In ancient societies, purpose and morality were inherited, woven into a “dense network of family, tribe, city, and nation.” Life was defined by duties, responsibilities, and roles, each with “standards of excellence” that compelled individuals to contribute to a common good. But the Enlightenment, while freeing the “autonomous individual” and producing democratic systems, inadvertently created a “moral vacuum.” Reason and science, while powerful tools for “how to do things,” proved incapable of answering the fundamental “why”—the ultimate purpose of life, what is truly right or wrong.

This vacuum has since been filled by a dangerous cocktail of “narcissism, fanaticism, and authoritarianism.” We live in a world where “many, or even most, people no longer have a sense that there is a permanent moral order to the universe.” Instead, morality has devolved into “emotivism”—where all judgments are “nothing but expressions of preference, expressions of attitude or feeling.” This preference-driven morality thrives in capitalist societies, yet leaves us without objective standards to settle arguments. The inevitable outcome? Without moral persuasion, differences are settled through coercion or manipulation.

Felonious Punk is presented not as an aberration, but as an “exaggerated version of the kind of person modern society was designed to create.” He “doesn’t even try to speak the language of morality,” preferring the transactional idiom of “I want” and “I have the leverage.” He treats the presidency itself as personal property, using institutions as a “stage to perform on.” This lack of a shared moral vocabulary, where political identities become “holy war” and compromise is “betrayal,” means that the engines of conflict—whether geopolitical, domestic, or even interpersonal—are perpetually fueled by an inability to find common ground or purpose beyond individual will. MacIntyre’s chilling warning resonates: “The barbarians are not waiting beyond the frontiers; they have already been governing us for quite some time. And it is our lack of consciousness of this that constitutes part of our predicament.”

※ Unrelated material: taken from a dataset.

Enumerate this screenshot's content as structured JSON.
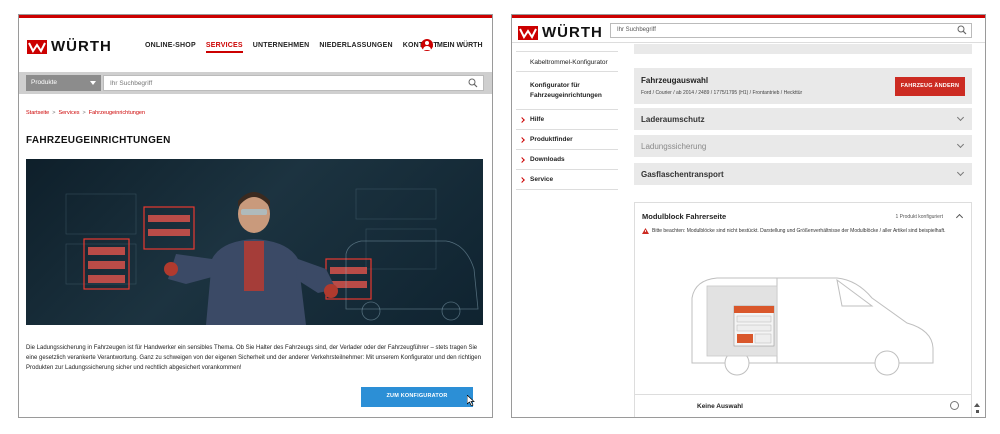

A Call to Action: Defining Our Own Peace

The picture that emerges from this synthesis is stark: a world where conflict is instrumentalized for power, where corruption erodes the very foundations of governance, and where a fragmented moral landscape leaves society vulnerable to internal strife. The ideal of universal peace, once a guiding star, appears to recede into the realm of distant memory. The engines of war—the geopolitical ambition, the internal corrosion of ethics, the societal fracturing fueled by moral relativism—are indeed running.

The question for us, then, becomes profoundly personal and immediate: How do we respond? If global peace remains elusive, how do we define and defend peace within our own lives, our communities, and our nation? The answer may lie not in a return to an idealized past, but in a radical pluralism—one that, as some suggest, can hold the tension of incommensurate values, celebrating the freedoms of the Enlightenment while restoring a vigorous respect for permanent truths and eternal values. It demands a recalibration of our culture, an education in virtues like honesty, fidelity, compassion, and a renewed commitment to the “common good”—a profound shift away from the seductions of atomized self-interest.

This is a warning shot across the bow. There is no peace coming, not in the way we once imagined. The reality is one of ongoing conflict. Our purpose, then, must be to determine how we respond, how we protect the fragile sparks of justice and common purpose, and how we define our own peace in a world seemingly designed for perpetual war.